By Lisa de Moraes
Thursday, August 9, 2007
Imagine Entertainment -- the production house that has done so much to improve the image of torture with its CIA-but-not-really drama series "24" -- has gotten into bed with the Federal Bureau of Investigation to develop a drama series based on bureau cases and incidents, tentatively called "The FBI."
Imagine has just landed the project at Fox, also home of "24."
It all started about a year and a half ago when the assistant director of the FBI's Office of Public Affairs, John Miller, made a trip to Los Angeles to meet with various producers to see if he could get a series developed about the bureau.
You may remember Miller from his days as a journalist at ABC News, where he interviewed Osama bin Laden in Afghanistan in 1998, was Peter Jennings's go-to guy on Sept. 11, 2001, and in 2002 became Barbara Walters's co-anchor on "20/20," a post he held until he left the news biz to join the Los Angeles Police Department in 2003.
Anyway, Miller went to Hollywood to try to drum up interest in a show that would have lots of access to FBI cases, agents and gadgetry -- so long as the end result was up to standard. "We're not looking for approval rights or to edit scripts, but before we lend our name or seal we're going to want to take a look at it," Miller told The TV Column yesterday. Which sounds perfectly reasonable.
Not that there is any shortage of FBI series already on the air -- CBS's pervtastic "Criminal Minds" and "Without a Trace," as well as Fox's own "Bones" come to mind. All are shows for which the bureau provides advice, and will continue to do so, Miller said.
"We're not arguing with those shows and what they do," he said.
But what the FBI does these days is much more interesting -- and there's a lot more to it, he explained.
"What we were seeking to do was reverse-engineer the process," he said, ". . . looking to find someone who would do an FBI show based on real events, cases and characters that looked a little bit more like the real FBI than the shows that are on now.
"We were looking for what, in effect, is a custom job."
You know, like the LAPD had in the '50s with "Dragnet," starring Jack Webb. Like the FBI itself had in the mid-'60s to the mid-'70s with "The F.B.I.," starring Efrem Zimbalist Jr. And like the Naval Criminal Investigative Service has with, well, "NCIS." "The FBI" would be the first TV series done with the agency's cooperation since ABC's "The F.B.I."
So, Miller went to Hollywood to get this show made.
Why? you ask.
Because, coming as he does from TV, Miller understands better than most that perception is reality.
"The lines between news and entertainment are far more blurred," he told The TV Column, preaching to the choir.
"The lines between what's real and what's perception are far more blurred. What we intend to do is sharpen them and come up with something that will drive perception from a more real starting point.
"Shows like 'CSI' drove tens of thousands of high school kids to say, 'I want to be a crime scene investigator,' " he continued.
"It was cool. . . . As a result of that show it became a field much more sought after by very smart people coming out of very good schools.
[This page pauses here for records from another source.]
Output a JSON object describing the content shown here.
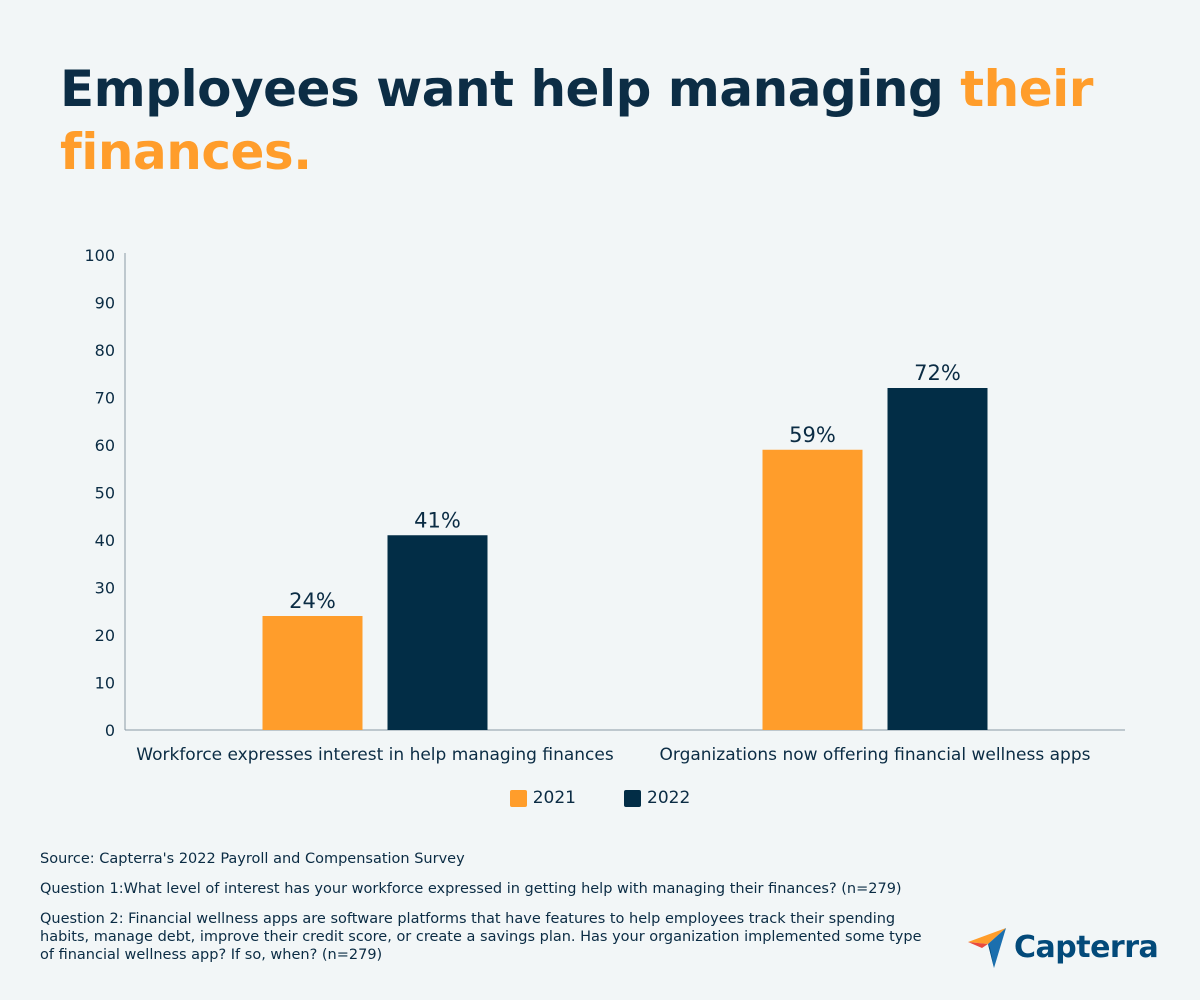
{
  "title": {
    "part1": "Employees want help managing ",
    "part2": "their finances."
  },
  "chart_data": {
    "type": "bar",
    "title": "Employees want help managing their finances.",
    "categories": [
      "Workforce expresses interest in help managing finances",
      "Organizations now offering financial wellness apps"
    ],
    "series": [
      {
        "name": "2021",
        "values": [
          24,
          59
        ],
        "labels": [
          "24%",
          "59%"
        ],
        "color": "#ff9d2b"
      },
      {
        "name": "2022",
        "values": [
          41,
          72
        ],
        "labels": [
          "41%",
          "72%"
        ],
        "color": "#022d46"
      }
    ],
    "ylim": [
      0,
      100
    ],
    "yticks": [
      0,
      10,
      20,
      30,
      40,
      50,
      60,
      70,
      80,
      90,
      100
    ],
    "xlabel": "",
    "ylabel": "",
    "grid": false,
    "legend_position": "bottom-center"
  },
  "footnotes": {
    "source": "Source: Capterra's 2022 Payroll and Compensation Survey",
    "q1": "Question 1:What level of interest has your workforce expressed in getting help with managing their finances? (n=279)",
    "q2": "Question 2: Financial wellness apps are software platforms that have features to help employees track their spending habits, manage debt, improve their credit score, or create a savings plan. Has your organization implemented some type of financial wellness app? If so, when? (n=279)"
  },
  "logo": {
    "icon": "capterra-arrow-icon",
    "text": "Capterra"
  }
}
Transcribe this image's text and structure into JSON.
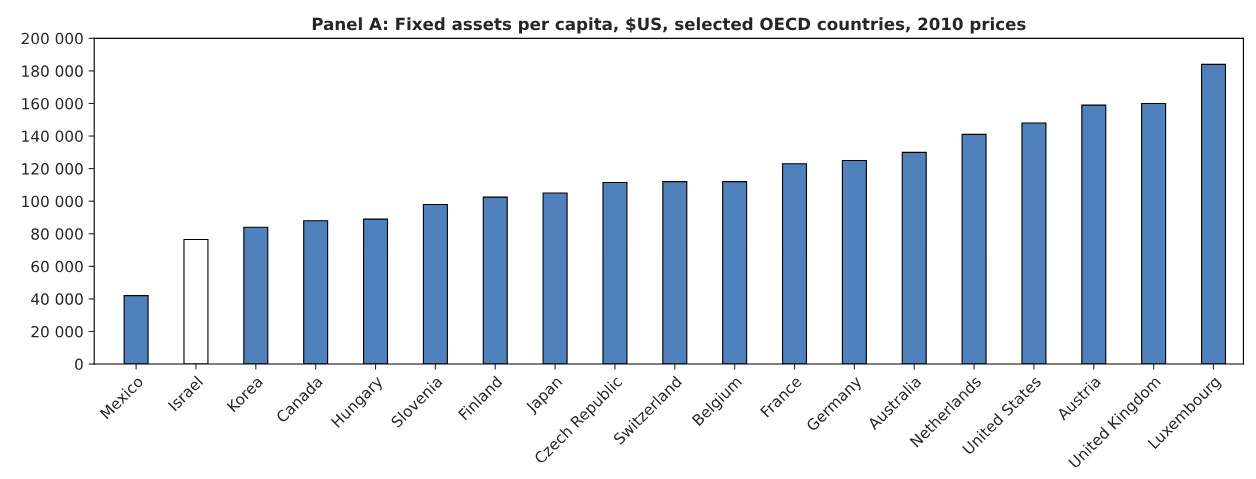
{
  "chart_data": {
    "type": "bar",
    "title": "Panel A: Fixed assets per capita, $US, selected OECD countries, 2010 prices",
    "categories": [
      "Mexico",
      "Israel",
      "Korea",
      "Canada",
      "Hungary",
      "Slovenia",
      "Finland",
      "Japan",
      "Czech Republic",
      "Switzerland",
      "Belgium",
      "France",
      "Germany",
      "Australia",
      "Netherlands",
      "United States",
      "Austria",
      "United Kingdom",
      "Luxembourg"
    ],
    "values": [
      42000,
      76500,
      84000,
      88000,
      89000,
      98000,
      102500,
      105000,
      111500,
      112000,
      112000,
      123000,
      125000,
      130000,
      141000,
      148000,
      159000,
      160000,
      184000
    ],
    "colors": [
      "#4f81bd",
      "#ffffff",
      "#4f81bd",
      "#4f81bd",
      "#4f81bd",
      "#4f81bd",
      "#4f81bd",
      "#4f81bd",
      "#4f81bd",
      "#4f81bd",
      "#4f81bd",
      "#4f81bd",
      "#4f81bd",
      "#4f81bd",
      "#4f81bd",
      "#4f81bd",
      "#4f81bd",
      "#4f81bd",
      "#4f81bd"
    ],
    "ylim": [
      0,
      200000
    ],
    "yticks": [
      {
        "value": 0,
        "label": "0"
      },
      {
        "value": 20000,
        "label": "20 000"
      },
      {
        "value": 40000,
        "label": "40 000"
      },
      {
        "value": 60000,
        "label": "60 000"
      },
      {
        "value": 80000,
        "label": "80 000"
      },
      {
        "value": 100000,
        "label": "100 000"
      },
      {
        "value": 120000,
        "label": "120 000"
      },
      {
        "value": 140000,
        "label": "140 000"
      },
      {
        "value": 160000,
        "label": "160 000"
      },
      {
        "value": 180000,
        "label": "180 000"
      },
      {
        "value": 200000,
        "label": "200 000"
      }
    ],
    "grid": false,
    "legend": false
  }
}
It became a recruiting tool."
And, Miller added, after "CSI" became a hit, some police departments that thought of their CSI units as "backwater" started to buy those departments more equipment and give them bright new uniforms that said "CSI" on the back with the name of the city, because it was something the public was paying attention to and seeing "in a very positive light."
Sadly, "positive light" and "FBI" haven't been put together in a sentence much in recent history. Mostly it's "When are they going to solve the anthrax mailer case?" and "How about that $100 million-and-change computer glitch?" Remember Robert Hanssen?
Getting back to Miller goes to Hollywood:
He met with a bunch of producers and, he said, "basically the meetings were very much the same."
He would talk about how the FBI has a wider cast of characters and is much more complex and interesting than it's being portrayed on TV these days. They'd respond that they had this idea for a show about an FBI agent who can fly and "Can you help us with that?"
"They all had their idea," Miller said. Nobody seemed interested in starting with what he calls "a blank canvas."
Except, that is, Imagine Entertainment topper Brian Grazer -- the guy who did "Backdraft" and "Apollo 13," the guy who told trade paper Variety, "I like making movies about heroes. . . . Selfless people willing to protect the city, the state or the world is interesting to me."
You can see why.
The new series will focus on an Iraq war veteran who becomes head of the FBI's Critical Incident Response Group. Who, you can bet, you're never going to see shoot heroin and torture folks, as Jack Bauer does on "24." On the other hand, he will be based on the somewhat controversial former FBI agent John O'Neill, the guy who became an expert on terrorism but quit the bureau in frustration to take a job in security at the World Trade Center and died there on Sept. 11, 2001 -- his first or second day on the job, depending on your source.